Вместе с нами с поезда сходят еще полдюжины человек. Они достаточно быстро разбредаются по своим делам, а мы замираем, заваленные вещами, на полустанке. Полуденное солнце заставляет меня повязать на голову первую попавшуюся одежду. Это оказывается рубашка Левиса. Но сейчас меня меньше всего волнует, как я выгляжу.
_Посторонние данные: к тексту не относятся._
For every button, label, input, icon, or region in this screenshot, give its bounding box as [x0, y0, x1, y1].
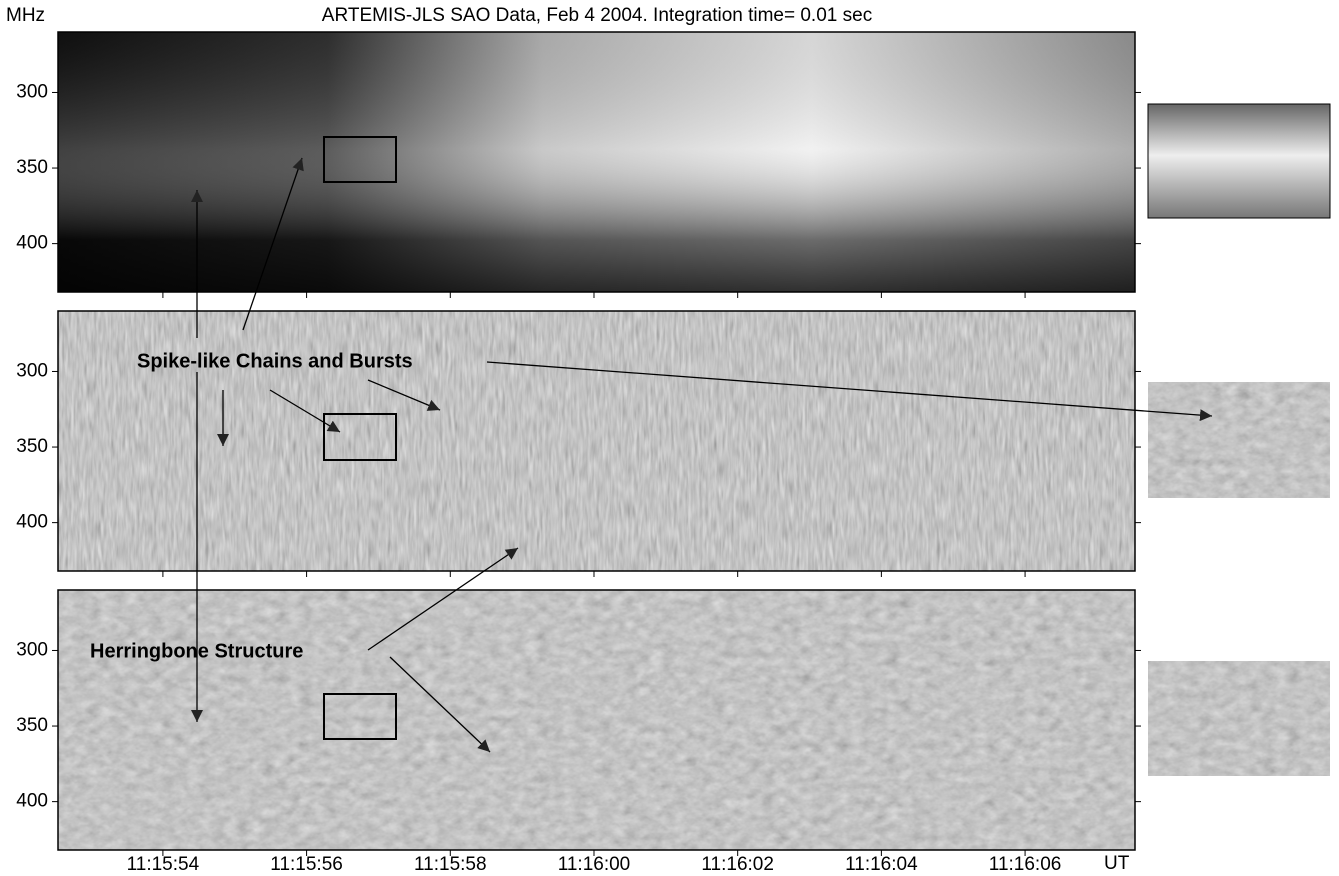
- y-tick-label: 400: [16, 233, 48, 254]
- annotation: Spike-like Chains and Bursts: [137, 350, 413, 372]
- x-tick-label: 11:15:56: [270, 854, 343, 875]
- x-tick-label: 11:16:00: [558, 854, 631, 875]
- x-tick-label: 11:16:02: [701, 854, 774, 875]
- panels: 300 350 400 300 350 400 300 350 400 11:15:54 11:15…: [16, 32, 1141, 875]
- figure: ARTEMIS-JLS SAO Data, Feb 4 2004. Integr…: [0, 0, 1339, 876]
- title: ARTEMIS-JLS SAO Data, Feb 4 2004. Integr…: [322, 5, 872, 26]
- annotation: Herringbone Structure: [90, 640, 303, 662]
- y-tick-label: 350: [16, 157, 48, 178]
- y-tick-label: 300: [16, 81, 48, 102]
- inset-image: [1148, 104, 1330, 218]
- y-tick-label: 350: [16, 715, 48, 736]
- y-tick-label: 300: [16, 639, 48, 660]
- x-axis-label: UT: [1104, 853, 1130, 874]
- x-tick-label: 11:16:06: [989, 854, 1062, 875]
- y-tick-label: 400: [16, 512, 48, 533]
- inset-image: [1148, 382, 1330, 498]
- x-tick-label: 11:16:04: [845, 854, 918, 875]
- y-axis-label: MHz: [6, 5, 45, 26]
- y-tick-label: 400: [16, 791, 48, 812]
- y-tick-label: 300: [16, 360, 48, 381]
- spectrogram-shade: [58, 32, 1135, 292]
- x-tick-label: 11:15:58: [414, 854, 487, 875]
- inset-image: [1148, 661, 1330, 776]
- x-tick-label: 11:15:54: [127, 854, 200, 875]
- y-tick-label: 350: [16, 436, 48, 457]
- spectrogram-image: [58, 590, 1135, 850]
Пока я укрываюсь от солнца, ведьмы шустро поднимаются в воздух и осматривают окрестности. И довольно скоро нам везет: Карисса возвращается к полустанку на транспорте — длинной скрипучей телеге.
— Вы вернулись, радетельная, — говорит мне возница, остановив рядом с нами двух тощих лошадей.
Я с удивлением узнаю того самого мужчину, который подвез меня к центру Пшеничек всего-то несколько дней назад. Предки, неужели прошло так мало времени, но случилось так много событий? Перед моими глазами до сих пор маячит напряженное побелевшее лицо Амира. Ему было тяжело отдать мне то, что я потребовала. Впрочем, не прошло и ночи, как он, скорее всего, понял, что восстановление школы ведьм очень выгодно для Флейма. Хотя бы потому что ведьмовские башни в Фениксе опустели, а ведьмы из охраны почему-то уволились. Но мне было уже все равно: я получила то, что хотела.
Размеренный медленный ход телеги убаюкивает. Я укладываюсь головой под бок все так же рисующего Левиса и смотрю в высокое синее небо, прикрыв глаза ладонью. Впервые после известия о смерти Амира мне спокойно и легко: момент расслабления перед большой работой.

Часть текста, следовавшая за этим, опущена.